For many children of undocumented immigrants, uncertainty over their futures is an increasingly common source of mental health problems. Federal plans to scrap DACA, the program that gives temporary protection to undocumented migrants who arrived in the US as children, have heightened these anxieties; schools in California are using CBITS and other trauma therapy programs to help ease distress among students.
“They tend to think everybody is against them”
Schools are particularly effective settings in which to treat young people and attendance is a key factor in CBITS’ success: according to Jason Lang, a trauma expert at the Child Health and Development Institute of Connecticut who is coordinating the expansion of CBITS across the state, 90% of kids who start a group complete the entire program — significantly more than non-school-based interventions in which anywhere from 20 to 80% of families drop out prematurely.
Age, too, is key. According to Jewers-Dailley, with older children or adults, “the cognitive distortions are a little more rigid. They tend to be more hardened, to think everybody is against them. There’s more of a lack of hope.” Intervention is most effective at an early stage — helping children learn how to manage trauma before they drop out of school and end up on a very different path.
Footing the bill
More than five years on from Sandy Hook, the Connecticut CBITS program has maintained the political goodwill and funding to ensure its stability. Yet districts often lack the resources to launch or sustain such programs. For example, the Healthy Environments and Response to Trauma in Schools program, implemented in 2008 in the San Francisco School District, achieved a 93% drop in referrals to the principal and an 89% decrease in suspensions during its five years. But due to budget constraints, it has been cut back.
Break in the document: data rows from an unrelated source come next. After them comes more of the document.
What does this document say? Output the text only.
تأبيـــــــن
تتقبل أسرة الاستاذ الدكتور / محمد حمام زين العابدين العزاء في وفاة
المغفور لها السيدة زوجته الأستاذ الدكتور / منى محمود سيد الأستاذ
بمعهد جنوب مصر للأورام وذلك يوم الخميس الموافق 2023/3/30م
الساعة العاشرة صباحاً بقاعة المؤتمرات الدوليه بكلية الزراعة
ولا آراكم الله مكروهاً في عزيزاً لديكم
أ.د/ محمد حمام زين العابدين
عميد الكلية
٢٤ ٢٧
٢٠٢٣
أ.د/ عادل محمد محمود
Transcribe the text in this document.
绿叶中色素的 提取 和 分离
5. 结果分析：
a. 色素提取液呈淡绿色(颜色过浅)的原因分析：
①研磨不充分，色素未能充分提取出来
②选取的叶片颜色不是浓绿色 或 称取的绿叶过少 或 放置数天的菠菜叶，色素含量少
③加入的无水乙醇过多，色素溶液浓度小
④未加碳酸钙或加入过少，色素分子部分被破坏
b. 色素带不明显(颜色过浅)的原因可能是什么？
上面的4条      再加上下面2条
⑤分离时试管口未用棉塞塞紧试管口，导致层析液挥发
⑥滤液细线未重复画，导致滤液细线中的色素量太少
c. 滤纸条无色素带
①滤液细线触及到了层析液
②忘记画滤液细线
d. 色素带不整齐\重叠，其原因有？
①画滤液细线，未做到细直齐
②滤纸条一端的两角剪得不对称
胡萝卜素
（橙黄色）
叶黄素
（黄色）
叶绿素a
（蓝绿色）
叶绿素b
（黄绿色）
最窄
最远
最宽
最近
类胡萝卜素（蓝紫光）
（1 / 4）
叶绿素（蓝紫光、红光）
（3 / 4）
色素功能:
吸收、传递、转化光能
Many of those involved in CBITS say a major problem is that preventative programs tend to be underfunded because it’s less clear what schools are getting for their money. An external benefit-cost analysis of providing cognitive behavioural therapy for children suffering from trauma, including CBITS, indicated that there is a net lifetime cost saving of $21,837 for children who receive these types of treatment — largely related to improved work opportunities and reduced health care costs.
“Some of these parents have been through their own trauma”
CBITS can sometimes also have trouble convincing parents to participate. “We know some of these parents have been through their own trauma and didn’t receive support, or people have called child services on them,” said Jewers-Dailley.
But anecdotal evidence suggests that starting with children offers unexpected benefits to traumatised communities.
“Students will tell me how they showed their mom to do deep breathing or another technique. These skills are then reaching into families and communities, to people who didn’t get these opportunities,” Jewers-Dailley noted. “This is all happening very recently in schools, but I’m interested to see how we can create change across generations.”